Fue en ese momento en el que le pedí que no se hiciera la víctima y la chingona al mismo tiempo. Si tanto sufría, bien pudo defenderse, ya no digamos romperle la madre, pero ella dijo que un oficinista del INPECI no puede saber de este tipo de cosas. Y lloró más fuerte. Así que callé y seguí escuchando, sin apartar de mi mente dos incógnitas perturbadoras: cómo le resulta excitante una mujer a un ciego si no la ve y, lo más intrigante, qué chingaos se siente una peda estando ciego.

En fin, mi mujer siguió con su perorata y finalmente me confesó que, en todo este año, mientras yo me iba a trabajar y a encerrarme en ese cubículo del INPECI durante ocho horas, ella sostuvo encuentros amorosos con el ciego en nuestra casa. Ella me explicó que el ciego llegó por sus propios medios; mencionó avergonzada que el percusionista confesó no haberla olvidado, se había arrepentido de todo, que vio sus errores, bla, bla, bla y se acostaron por última vez. ¡Chale! Entonces mi mujer pidió perdón de rodillas y prometió no volver a caer ante la tentación. Desde ese día en mi alacena no faltan las botellas de Bacardí, Don Pedro o lo que esté de oferta en el súper.

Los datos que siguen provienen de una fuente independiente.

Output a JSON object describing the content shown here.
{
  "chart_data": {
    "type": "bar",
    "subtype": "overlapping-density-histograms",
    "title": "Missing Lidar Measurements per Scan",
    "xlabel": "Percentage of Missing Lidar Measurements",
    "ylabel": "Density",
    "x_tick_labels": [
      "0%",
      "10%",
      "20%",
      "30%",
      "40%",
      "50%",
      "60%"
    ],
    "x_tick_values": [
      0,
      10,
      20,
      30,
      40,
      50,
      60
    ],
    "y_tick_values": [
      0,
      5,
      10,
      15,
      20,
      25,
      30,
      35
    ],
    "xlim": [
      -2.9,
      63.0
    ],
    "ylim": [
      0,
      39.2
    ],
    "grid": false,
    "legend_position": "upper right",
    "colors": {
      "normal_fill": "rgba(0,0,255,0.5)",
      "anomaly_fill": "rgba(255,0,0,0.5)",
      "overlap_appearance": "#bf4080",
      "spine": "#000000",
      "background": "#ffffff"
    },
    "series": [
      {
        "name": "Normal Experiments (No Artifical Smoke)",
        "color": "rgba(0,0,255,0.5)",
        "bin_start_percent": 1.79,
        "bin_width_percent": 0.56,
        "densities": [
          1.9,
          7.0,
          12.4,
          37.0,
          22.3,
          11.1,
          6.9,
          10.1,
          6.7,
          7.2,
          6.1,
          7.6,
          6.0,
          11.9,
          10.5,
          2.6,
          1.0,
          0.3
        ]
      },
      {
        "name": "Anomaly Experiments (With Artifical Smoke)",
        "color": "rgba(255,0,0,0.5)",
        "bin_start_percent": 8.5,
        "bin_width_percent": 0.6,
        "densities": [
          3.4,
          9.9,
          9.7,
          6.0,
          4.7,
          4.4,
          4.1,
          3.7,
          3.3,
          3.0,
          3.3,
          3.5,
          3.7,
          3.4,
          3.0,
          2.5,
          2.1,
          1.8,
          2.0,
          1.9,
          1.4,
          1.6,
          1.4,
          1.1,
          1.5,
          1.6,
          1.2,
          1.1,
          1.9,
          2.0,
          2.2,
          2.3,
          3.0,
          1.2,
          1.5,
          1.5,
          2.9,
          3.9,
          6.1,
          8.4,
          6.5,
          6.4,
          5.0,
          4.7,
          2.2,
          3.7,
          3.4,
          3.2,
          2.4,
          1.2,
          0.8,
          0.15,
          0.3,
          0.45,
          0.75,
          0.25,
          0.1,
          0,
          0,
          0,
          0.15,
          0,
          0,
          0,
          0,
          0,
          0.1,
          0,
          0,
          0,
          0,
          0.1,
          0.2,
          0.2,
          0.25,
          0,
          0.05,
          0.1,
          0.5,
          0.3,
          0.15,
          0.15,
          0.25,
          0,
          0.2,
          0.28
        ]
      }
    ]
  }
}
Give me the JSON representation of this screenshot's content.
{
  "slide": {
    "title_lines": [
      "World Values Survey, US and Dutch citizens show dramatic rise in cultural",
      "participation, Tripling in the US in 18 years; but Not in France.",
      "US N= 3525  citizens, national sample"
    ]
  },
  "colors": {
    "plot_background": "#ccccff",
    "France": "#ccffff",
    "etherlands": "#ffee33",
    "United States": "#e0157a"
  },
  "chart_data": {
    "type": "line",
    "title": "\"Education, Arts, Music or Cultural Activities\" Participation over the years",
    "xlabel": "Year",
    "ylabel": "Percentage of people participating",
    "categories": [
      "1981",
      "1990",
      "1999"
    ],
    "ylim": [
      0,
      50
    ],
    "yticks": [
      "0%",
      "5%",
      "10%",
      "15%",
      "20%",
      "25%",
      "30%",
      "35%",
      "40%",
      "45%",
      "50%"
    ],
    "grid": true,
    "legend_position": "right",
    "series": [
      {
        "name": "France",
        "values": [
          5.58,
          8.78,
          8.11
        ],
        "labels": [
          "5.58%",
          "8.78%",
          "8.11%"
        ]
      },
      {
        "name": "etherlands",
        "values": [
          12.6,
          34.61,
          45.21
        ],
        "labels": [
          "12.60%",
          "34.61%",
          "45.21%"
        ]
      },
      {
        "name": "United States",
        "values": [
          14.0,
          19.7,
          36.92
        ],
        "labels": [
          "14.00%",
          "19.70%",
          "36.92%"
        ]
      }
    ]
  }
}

Como podrán imaginarse la perdoné y he tratado de no pensar en todo este asunto del ciego durante mis largas, extenuantes y solitarias jornadas en las oficinas del INPECI. Pedí un préstamo al banco para nuestras primeras vacaciones a Veracruz y con mi crédito Fonacot amueblamos toda la casa. A lo mejor en unos tres años pueda comprar un carro de uso; dice mi jefe que habrá promociones en la oficina y a mí me tiene como candidato a un ascenso por ser cumplido, ordenado y puntual. ¿Ya se acordaron de mí? Sí, yo soy ese pendejo.